Interesting recent RetailWire panel discussion about whether Best Buy ought to be the leader in 3D televisions. Absolutely, I say:
The 17% survey result (that 3D sets will be widespread in the next five years) is probably a low number compared to what will really happen. Time and time again, there is a back-and-forth between the spreading of new technology and lower prices to consumers…as this happens, new technology invariably reaches mass appeal. Look at the popularity of blu-ray players…and, for that matter, large-screen TV’s as an overall category.
That being said, it’s vitally important for the category leader in consumer electronics retail (Best Buy) to establish a beachhead in 3D televisions. Credibility among “early adapters” is a must for Best Buy, and the long-term commercial potential for 3D sets is significant (even if it reaches “only” 17%).

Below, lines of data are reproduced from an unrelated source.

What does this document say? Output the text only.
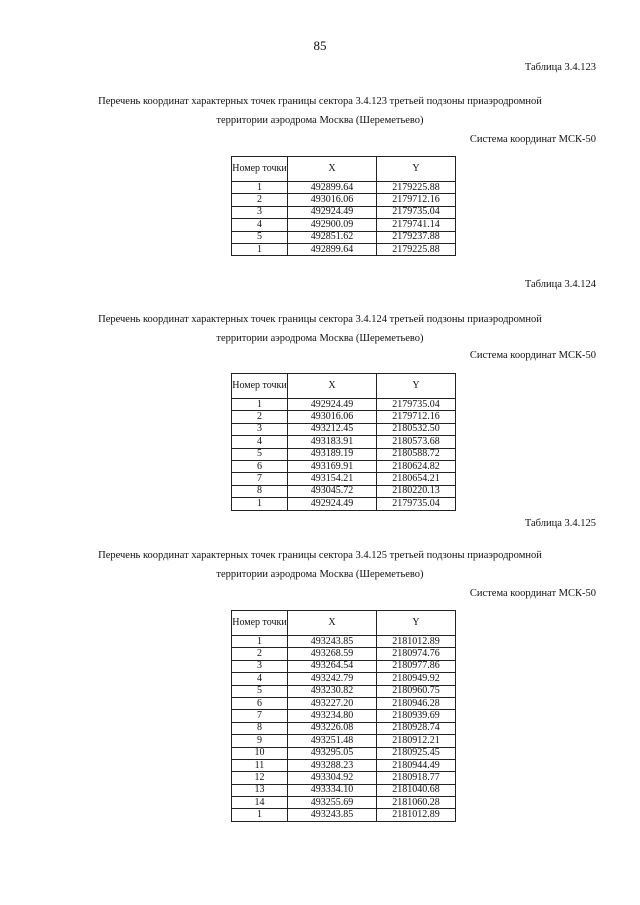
85
Таблица 3.4.123
Перечень координат характерных точек границы сектора 3.4.123 третьей подзоны приаэродромной
территории аэродрома Москва (Шереметьево)
Система координат МСК-50
Номер точки	X	Y
1	492899.64	2179225.88
2	493016.06	2179712.16
3	492924.49	2179735.04
4	492900.09	2179741.14
5	492851.62	2179237.88
1	492899.64	2179225.88
Таблица 3.4.124
Перечень координат характерных точек границы сектора 3.4.124 третьей подзоны приаэродромной
территории аэродрома Москва (Шереметьево)
Система координат МСК-50
Номер точки	X	Y
1	492924.49	2179735.04
2	493016.06	2179712.16
3	493212.45	2180532.50
4	493183.91	2180573.68
5	493189.19	2180588.72
6	493169.91	2180624.82
7	493154.21	2180654.21
8	493045.72	2180220.13
1	492924.49	2179735.04
Таблица 3.4.125
Перечень координат характерных точек границы сектора 3.4.125 третьей подзоны приаэродромной
территории аэродрома Москва (Шереметьево)
Система координат МСК-50
Номер точки	X	Y
1	493243.85	2181012.89
2	493268.59	2180974.76
3	493264.54	2180977.86
4	493242.79	2180949.92
5	493230.82	2180960.75
6	493227.20	2180946.28
7	493234.80	2180939.69
8	493226.08	2180928.74
9	493251.48	2180912.21
10	493295.05	2180925.45
11	493288.23	2180944.49
12	493304.92	2180918.77
13	493334.10	2181040.68
14	493255.69	2181060.28
1	493243.85	2181012.89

Strategies for the “new normal”

Here’s another discussion from RetailWire about “the new normal” of reduced consumer spending. The discussion centered around whether this is a permanent development, and whether retailers have done enough to adapt:

I think the fourth-quarter results from many retailers (moving into the black) show that their strategies have already changed. With few exceptions, comp-store sales were modest at best and even the biggest increases are barely putting retailers back at pre-2008 sales levels. So the smart retailers have figured out other strategies: Tougher expense management and better inventory control. Much of the gain in profitability came from efforts to get fewer goods into the right stores; the reduction in markdowns led to higher margins for many stores.

The good news: Many of these efforts to manage expenses and inventory levels will leverage dramatically if and when there is a recovery in demand. The less good news: Without a real increase in comp-store sales, these operational strategies can only be pushed so far before they become counterproductive through stockouts and declining service levels.

Exclusive Brands: Enough already?

Ted Hurlbut, a fellow RetailWire panelist and blogger, provoked a conversation about the runaway trend toward “exclusive brands” at today’s retailers. How much is too much? Here’s my perspective:

I agree with Ted Hurlbut’s point of view about exclusive lines. One of the biggest changes in the retail landscape over the past five years has been the move from national brands carried across several competing retailers to “exclusive labels.” Sometimes these have been well-executed, with a compelling design point of view and brand positioning. Just as often, however, these brands have been created mostly as margin plays, so one retailer can avoid competing on price with another. JCPenney has been especially guilty of layering one “exclusive brand” on top of another, with very little editing, with resulting confusion especially in the women’s apparel zone.

Apparel companies have jumped onto the “exclusive brand” bandwagon as a way to please their big national accounts, but with very little differentiation in product development. So the “sea of sameness” still exists even though the label names might be different from store to store. Retailers need to approach this challenge carefully: “Exclusive label” proliferation might benefit the store’s margins in the short run but can quickly dilute the overall brand position that management is trying to achieve.